Candied honey is formed by encouraging the natural crystallization process of raw honey.
Natural honey contains 2 types of sugars, glucose, and fructose. Honey will begin as liquid but over time, especially in the cooler months, crystallization will natural happen when the glucose forms crystals. The honey will start to change in texture and the crystals will form a semi solid state.
Summertime in Tasmania, when we harvest our honey from the honeycomb, it is in its natural liquid state. Once extracted it is stored in bulk containers but in a matter of weeks, the natural sugars in honey will begin to crystalize, and the entire contents of the container will eventually set hard. When the honey is required for bottling, we gently re-liquefy the honey in a warm room, all while monitoring the temperature so it is maintained below 38°C, mimicking the temperature of the hive.
Liquefying the honey is necessary to enable it to be pumped into a tank, where we seed it by adding a small amount of honey that has already developed a fine crystal structure. The honey is then stirred intermittently over 3-4 days which loosens and polishes the crystals. Once this process is complete the result is the beautiful creamy texture that is our signature soft candy (candied) honey.
Glucose crystals are naturally pure white therefore candied honey will appear lighter in colour than liquid honey.
Approximately 5% of each batch of candied honey produced will be set aside and becomes the seed/starter for the next batch. Similar process to sour dough starter, we believe each of our candied honey gets better and better!

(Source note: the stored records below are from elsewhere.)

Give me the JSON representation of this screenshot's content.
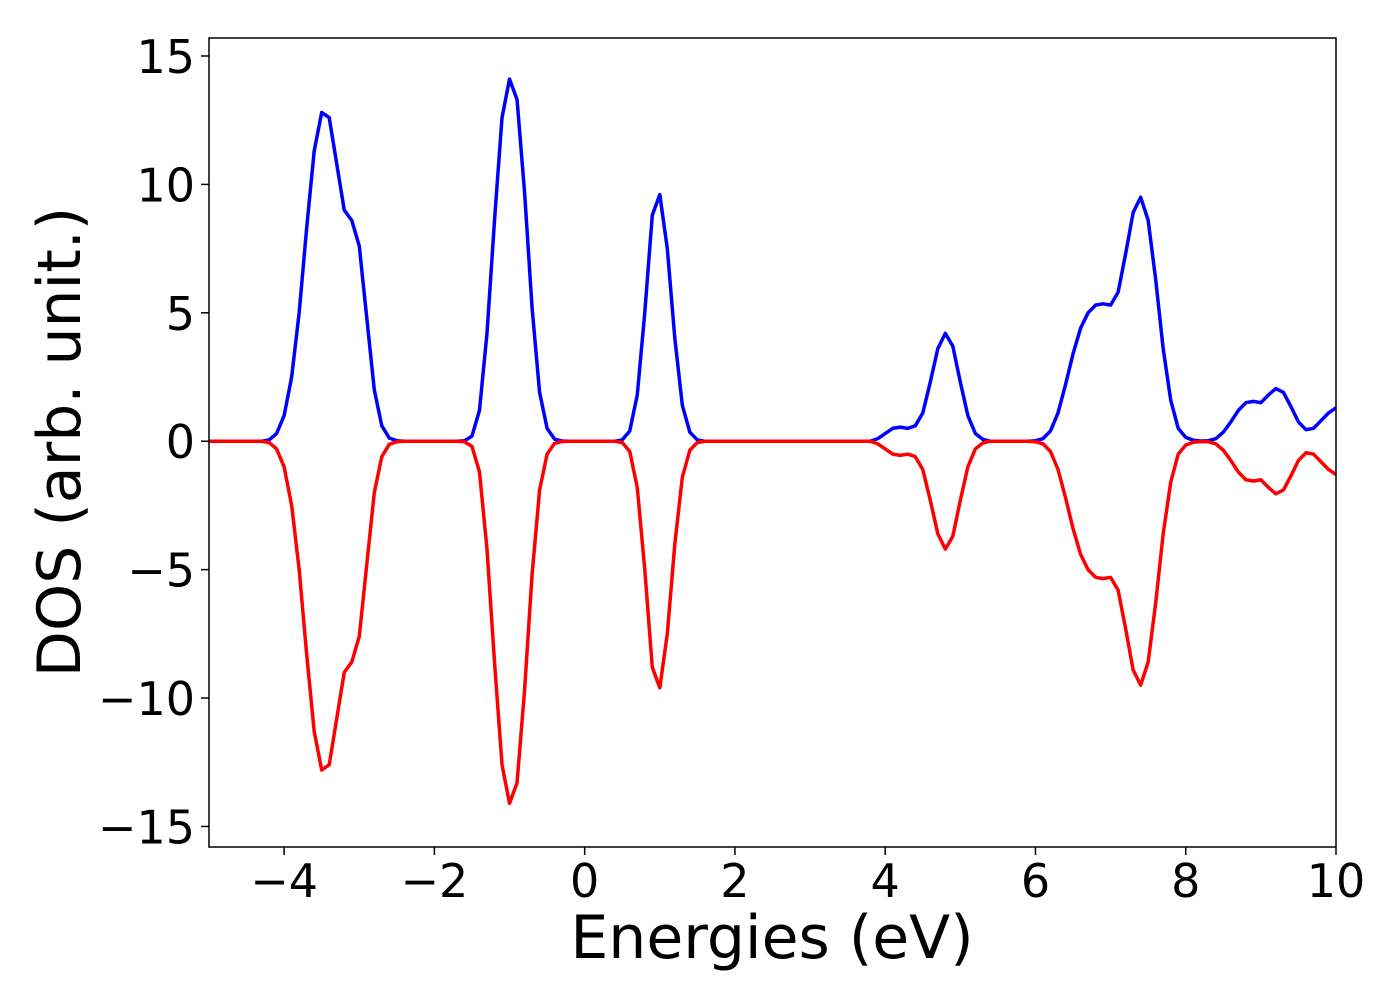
{
  "chart_data": {
    "type": "line",
    "xlabel": "Energies (eV)",
    "ylabel": "DOS (arb. unit.)",
    "x": [
      -5,
      -4.9,
      -4.8,
      -4.7,
      -4.6,
      -4.5,
      -4.4,
      -4.3,
      -4.2,
      -4.1,
      -4,
      -3.9,
      -3.8,
      -3.7,
      -3.6,
      -3.5,
      -3.4,
      -3.3,
      -3.2,
      -3.1,
      -3,
      -2.9,
      -2.8,
      -2.7,
      -2.6,
      -2.5,
      -2.4,
      -2.3,
      -2.2,
      -2.1,
      -2,
      -1.9,
      -1.8,
      -1.7,
      -1.6,
      -1.5,
      -1.4,
      -1.3,
      -1.2,
      -1.1,
      -1,
      -0.9,
      -0.8,
      -0.7,
      -0.6,
      -0.5,
      -0.4,
      -0.3,
      -0.2,
      -0.1,
      0,
      0.1,
      0.2,
      0.3,
      0.4,
      0.5,
      0.6,
      0.7,
      0.8,
      0.9,
      1,
      1.1,
      1.2,
      1.3,
      1.4,
      1.5,
      1.6,
      1.7,
      1.8,
      1.9,
      2,
      2.1,
      2.2,
      2.3,
      2.4,
      2.5,
      2.6,
      2.7,
      2.8,
      2.9,
      3,
      3.1,
      3.2,
      3.3,
      3.4,
      3.5,
      3.6,
      3.7,
      3.8,
      3.9,
      4,
      4.1,
      4.2,
      4.3,
      4.4,
      4.5,
      4.6,
      4.7,
      4.8,
      4.9,
      5,
      5.1,
      5.2,
      5.3,
      5.4,
      5.5,
      5.6,
      5.7,
      5.8,
      5.9,
      6,
      6.1,
      6.2,
      6.3,
      6.4,
      6.5,
      6.6,
      6.7,
      6.8,
      6.9,
      7,
      7.1,
      7.2,
      7.3,
      7.4,
      7.5,
      7.6,
      7.7,
      7.8,
      7.9,
      8,
      8.1,
      8.2,
      8.3,
      8.4,
      8.5,
      8.6,
      8.7,
      8.8,
      8.9,
      9,
      9.1,
      9.2,
      9.3,
      9.4,
      9.5,
      9.6,
      9.7,
      9.8,
      9.9,
      10
    ],
    "series": [
      {
        "color": "#0000ff",
        "values": [
          0,
          0,
          0,
          0,
          0,
          0,
          0,
          0,
          0.05,
          0.3,
          1.0,
          2.5,
          5.0,
          8.3,
          11.3,
          12.8,
          12.6,
          10.8,
          9.0,
          8.6,
          7.6,
          4.8,
          2.0,
          0.6,
          0.12,
          0.02,
          0,
          0,
          0,
          0,
          0,
          0,
          0,
          0,
          0.02,
          0.2,
          1.2,
          4.2,
          8.6,
          12.6,
          14.1,
          13.3,
          9.7,
          5.2,
          1.9,
          0.5,
          0.08,
          0.01,
          0,
          0,
          0,
          0,
          0,
          0,
          0,
          0.05,
          0.4,
          1.8,
          5.0,
          8.8,
          9.6,
          7.5,
          4.0,
          1.4,
          0.35,
          0.05,
          0,
          0,
          0,
          0,
          0,
          0,
          0,
          0,
          0,
          0,
          0,
          0,
          0,
          0,
          0,
          0,
          0,
          0,
          0,
          0,
          0,
          0,
          0,
          0.1,
          0.3,
          0.5,
          0.55,
          0.5,
          0.6,
          1.1,
          2.3,
          3.6,
          4.2,
          3.7,
          2.3,
          1.0,
          0.3,
          0.07,
          0,
          0,
          0,
          0,
          0,
          0,
          0.02,
          0.1,
          0.4,
          1.1,
          2.2,
          3.4,
          4.4,
          5.0,
          5.3,
          5.35,
          5.3,
          5.8,
          7.3,
          8.9,
          9.5,
          8.6,
          6.3,
          3.6,
          1.6,
          0.5,
          0.15,
          0.04,
          0.01,
          0.02,
          0.1,
          0.35,
          0.75,
          1.2,
          1.5,
          1.55,
          1.5,
          1.8,
          2.05,
          1.9,
          1.35,
          0.75,
          0.45,
          0.5,
          0.8,
          1.1,
          1.3
        ]
      },
      {
        "color": "#ff0000",
        "values": [
          0,
          0,
          0,
          0,
          0,
          0,
          0,
          0,
          -0.05,
          -0.3,
          -1.0,
          -2.5,
          -5.0,
          -8.3,
          -11.3,
          -12.8,
          -12.6,
          -10.8,
          -9.0,
          -8.6,
          -7.6,
          -4.8,
          -2.0,
          -0.6,
          -0.12,
          -0.02,
          0,
          0,
          0,
          0,
          0,
          0,
          0,
          0,
          -0.02,
          -0.2,
          -1.2,
          -4.2,
          -8.6,
          -12.6,
          -14.1,
          -13.3,
          -9.7,
          -5.2,
          -1.9,
          -0.5,
          -0.08,
          -0.01,
          0,
          0,
          0,
          0,
          0,
          0,
          0,
          -0.05,
          -0.4,
          -1.8,
          -5.0,
          -8.8,
          -9.6,
          -7.5,
          -4.0,
          -1.4,
          -0.35,
          -0.05,
          0,
          0,
          0,
          0,
          0,
          0,
          0,
          0,
          0,
          0,
          0,
          0,
          0,
          0,
          0,
          0,
          0,
          0,
          0,
          0,
          0,
          0,
          0,
          -0.1,
          -0.3,
          -0.5,
          -0.55,
          -0.5,
          -0.6,
          -1.1,
          -2.3,
          -3.6,
          -4.2,
          -3.7,
          -2.3,
          -1.0,
          -0.3,
          -0.07,
          0,
          0,
          0,
          0,
          0,
          0,
          -0.02,
          -0.1,
          -0.4,
          -1.1,
          -2.2,
          -3.4,
          -4.4,
          -5.0,
          -5.3,
          -5.35,
          -5.3,
          -5.8,
          -7.3,
          -8.9,
          -9.5,
          -8.6,
          -6.3,
          -3.6,
          -1.6,
          -0.5,
          -0.15,
          -0.04,
          -0.01,
          -0.02,
          -0.1,
          -0.35,
          -0.75,
          -1.2,
          -1.5,
          -1.55,
          -1.5,
          -1.8,
          -2.05,
          -1.9,
          -1.35,
          -0.75,
          -0.45,
          -0.5,
          -0.8,
          -1.1,
          -1.3
        ]
      }
    ],
    "xlim": [
      -5,
      10
    ],
    "xticks": [
      {
        "value": -4,
        "label": "−4"
      },
      {
        "value": -2,
        "label": "−2"
      },
      0,
      2,
      4,
      6,
      8,
      10
    ],
    "ylim": [
      -15.8,
      15.7
    ],
    "yticks": [
      {
        "value": -15,
        "label": "−15"
      },
      {
        "value": -10,
        "label": "−10"
      },
      {
        "value": -5,
        "label": "−5"
      },
      0,
      5,
      10,
      15
    ]
  }
}
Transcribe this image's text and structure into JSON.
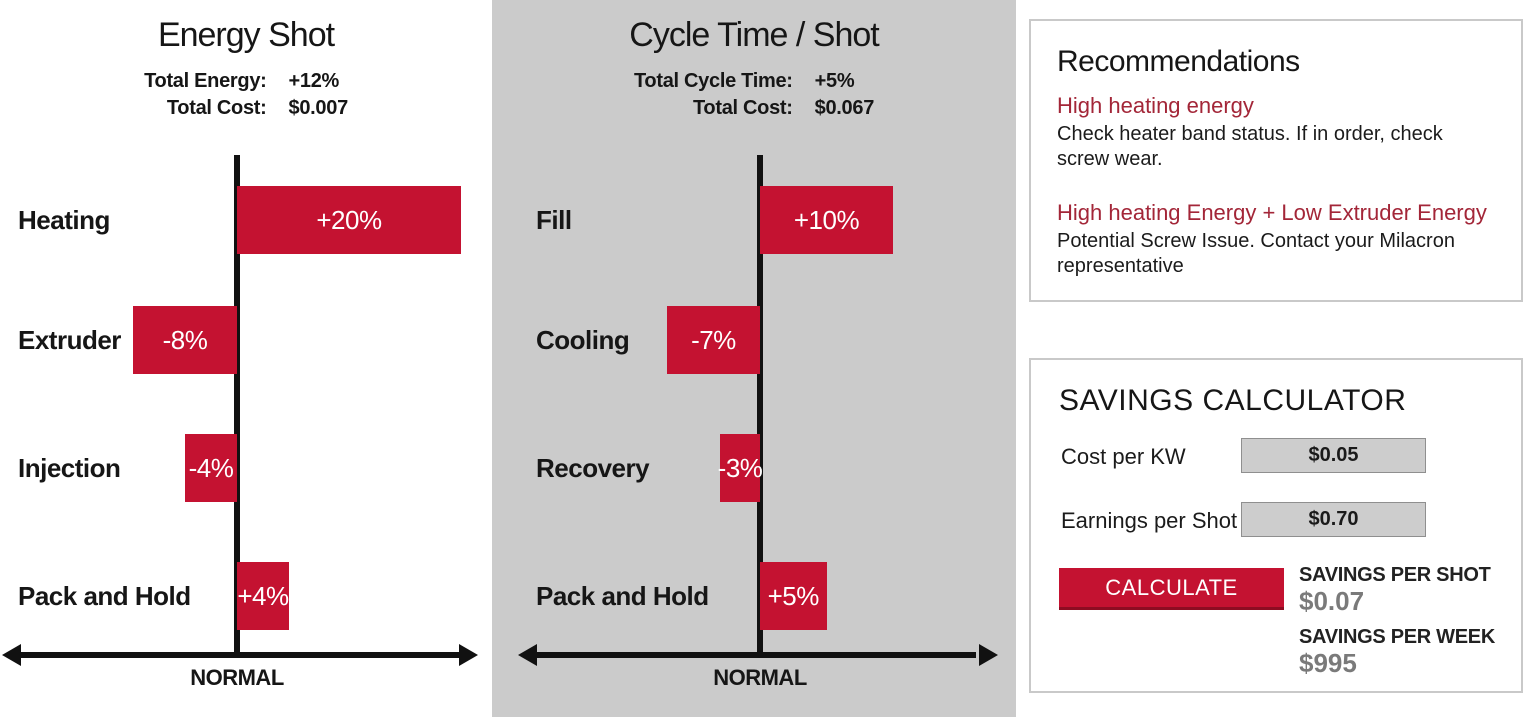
{
  "colors": {
    "bar_red": "#c41231",
    "heading_red": "#a32638",
    "panel_gray": "#cbcbcb",
    "muted_gray": "#7a7a7a",
    "box_border_gray": "#c9c9c9"
  },
  "chart_data": [
    {
      "type": "bar",
      "orientation": "horizontal",
      "title": "Energy Shot",
      "totals": [
        {
          "label": "Total Energy:",
          "value": "+12%"
        },
        {
          "label": "Total Cost:",
          "value": "$0.007"
        }
      ],
      "categories": [
        "Heating",
        "Extruder",
        "Injection",
        "Pack and Hold"
      ],
      "values": [
        20,
        -8,
        -4,
        4
      ],
      "value_labels": [
        "+20%",
        "-8%",
        "-4%",
        "+4%"
      ],
      "axis_label": "NORMAL",
      "xlim": [
        -20,
        20
      ],
      "baseline": "0% = NORMAL",
      "grid": false,
      "legend": false
    },
    {
      "type": "bar",
      "orientation": "horizontal",
      "title": "Cycle Time / Shot",
      "totals": [
        {
          "label": "Total Cycle Time:",
          "value": "+5%"
        },
        {
          "label": "Total Cost:",
          "value": "$0.067"
        }
      ],
      "categories": [
        "Fill",
        "Cooling",
        "Recovery",
        "Pack and Hold"
      ],
      "values": [
        10,
        -7,
        -3,
        5
      ],
      "value_labels": [
        "+10%",
        "-7%",
        "-3%",
        "+5%"
      ],
      "axis_label": "NORMAL",
      "xlim": [
        -10,
        10
      ],
      "baseline": "0% = NORMAL",
      "grid": false,
      "legend": false
    }
  ],
  "recommendations": {
    "title": "Recommendations",
    "items": [
      {
        "heading": "High heating energy",
        "body": "Check heater band status. If in order, check screw wear."
      },
      {
        "heading": "High heating Energy + Low Extruder Energy",
        "body": "Potential Screw Issue. Contact your Milacron representative"
      }
    ]
  },
  "savings_calculator": {
    "title": "SAVINGS CALCULATOR",
    "fields": [
      {
        "label": "Cost per KW",
        "value": "$0.05"
      },
      {
        "label": "Earnings per Shot",
        "value": "$0.70"
      }
    ],
    "button_label": "CALCULATE",
    "results": [
      {
        "label": "SAVINGS PER SHOT",
        "value": "$0.07"
      },
      {
        "label": "SAVINGS PER WEEK",
        "value": "$995"
      }
    ]
  }
}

Why we prefer candied honey over liquid honey:
The only way to keep honey in a liquid state is for it to be over heated. Heating above 45°C will damage any nutrients raw honey naturally produces including enzymes, antioxidants, amino acids, and minerals (calcium, iron, magnesium to name a few). Too much heat is what prevents honey from crystallizing but heat damage to these nutrients is what keeps the honey liquid! Over heating honey no longer contains any health benefits, effects the flavour and is not considered “raw” honey.
How to store your candied honey:
To prevent candied honey from returning to its liquid state, we recommend it to be stored below 20°C and away from direct heat or sunlight.